Vous avez suivi un stage aux Ateliers Varan, pouvez-vous nous parler de cette expérience ?

J’avais plein d’idées de courts métrages que je n’arrivais pas à finir. J’avais besoin de nouvelles pistes. Une amie m’a dit d’aller voir à l’AFDAS. Parmi les nombreuses formations proposées, je suis tombé sur les Ateliers Varan, école de cinéma documentaire. je ne connaissais pas très bien le documentaire de création, en tant que genre cinématographique et artistique. J’avais déjà réalisé quelques courts, dont Cybergers mais je n’avais que très peu de références : Route One Usa de Robert Kramer, les films de Frederic Tachou, ceux de Denis Cartet et quelques autres sur des groupes de musique américains… Je me suis senti arriver là où je devais être et tout a commencé à converger. Je suis allé les voir, ils sont assez exigeants et j’ai du écrire un projet. J’ai la chance d’avoir pu faire un stage qui consistait à faire un film. Dès le deuxième jour, vous allez tourner, vous avez droit à dix minutes par jour. Cette contrainte est géniale parce qu’elle vous force à penser à ce que vous allez tourner quand bien même la technique permet d’enregistrer des heures sur des cartes. Dans le milieu audiovisuel, que je fréquente beaucoup, il est coutumier d’entendre « moi j’ai 8 téras de rushs ». Après Varan, ce n’est plus du tout pour moi un argument de qualité, bien au contraire. Récemment, il y a eu un Cycle McElwee au Centre Pompidou et ça a été une vraie rencontre. Il continue à tourner en argentique, en 16 mm. Et quand il ne reste plus qu’une bobine de dix minutes, cela l’oblige à se poser les vraies questions : qu’est-ce que je fais ? Qu’est-ce que je filme ?

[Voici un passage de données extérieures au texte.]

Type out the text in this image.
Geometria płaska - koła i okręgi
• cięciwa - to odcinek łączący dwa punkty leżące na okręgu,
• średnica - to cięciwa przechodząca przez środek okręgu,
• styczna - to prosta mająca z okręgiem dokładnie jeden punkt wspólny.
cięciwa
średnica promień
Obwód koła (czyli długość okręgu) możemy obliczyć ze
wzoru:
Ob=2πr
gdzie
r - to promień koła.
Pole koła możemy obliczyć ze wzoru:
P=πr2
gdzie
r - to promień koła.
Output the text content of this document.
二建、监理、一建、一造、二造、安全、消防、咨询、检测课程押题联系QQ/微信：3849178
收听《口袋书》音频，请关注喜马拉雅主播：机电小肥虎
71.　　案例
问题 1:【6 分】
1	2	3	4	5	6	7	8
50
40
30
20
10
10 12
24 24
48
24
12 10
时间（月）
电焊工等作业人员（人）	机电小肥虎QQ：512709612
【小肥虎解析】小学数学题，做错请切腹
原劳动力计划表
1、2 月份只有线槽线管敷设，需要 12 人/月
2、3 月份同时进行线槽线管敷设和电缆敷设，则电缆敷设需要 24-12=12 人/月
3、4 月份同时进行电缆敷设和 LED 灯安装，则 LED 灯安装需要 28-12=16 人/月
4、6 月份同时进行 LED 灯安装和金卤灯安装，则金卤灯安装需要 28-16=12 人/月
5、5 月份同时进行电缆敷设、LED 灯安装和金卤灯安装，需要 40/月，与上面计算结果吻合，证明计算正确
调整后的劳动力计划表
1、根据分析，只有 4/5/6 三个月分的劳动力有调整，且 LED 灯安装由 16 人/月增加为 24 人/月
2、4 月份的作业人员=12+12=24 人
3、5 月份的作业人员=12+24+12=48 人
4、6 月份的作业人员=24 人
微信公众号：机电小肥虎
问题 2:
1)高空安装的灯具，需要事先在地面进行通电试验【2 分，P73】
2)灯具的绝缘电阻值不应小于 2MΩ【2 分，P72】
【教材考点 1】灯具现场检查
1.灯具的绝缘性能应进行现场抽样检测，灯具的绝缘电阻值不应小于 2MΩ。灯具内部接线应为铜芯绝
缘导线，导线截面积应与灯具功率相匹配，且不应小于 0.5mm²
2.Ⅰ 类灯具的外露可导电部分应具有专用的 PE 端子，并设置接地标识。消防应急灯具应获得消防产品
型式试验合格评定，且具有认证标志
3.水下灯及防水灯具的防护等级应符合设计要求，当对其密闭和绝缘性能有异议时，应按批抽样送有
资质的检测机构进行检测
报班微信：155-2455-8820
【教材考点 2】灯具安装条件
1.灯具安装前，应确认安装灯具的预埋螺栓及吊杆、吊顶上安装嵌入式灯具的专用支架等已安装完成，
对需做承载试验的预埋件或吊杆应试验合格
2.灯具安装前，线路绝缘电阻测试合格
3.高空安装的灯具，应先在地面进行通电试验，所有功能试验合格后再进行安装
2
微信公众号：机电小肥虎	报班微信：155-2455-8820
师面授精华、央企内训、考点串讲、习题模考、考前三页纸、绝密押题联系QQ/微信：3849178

Sur quoi travaillez-vous en ce moment ?

J’ai beaucoup de choses en tête. Là, je suis en montage, je travaille depuis deux ans sur une série documentaire que je viens de terminer où je suis des jeunes startupers. C’est une commande, mais je la fais avec le même engagement que pour mes films de création. J’ai une grande liberté et j’apprends beaucoup. Je repars en écriture d’ici peu.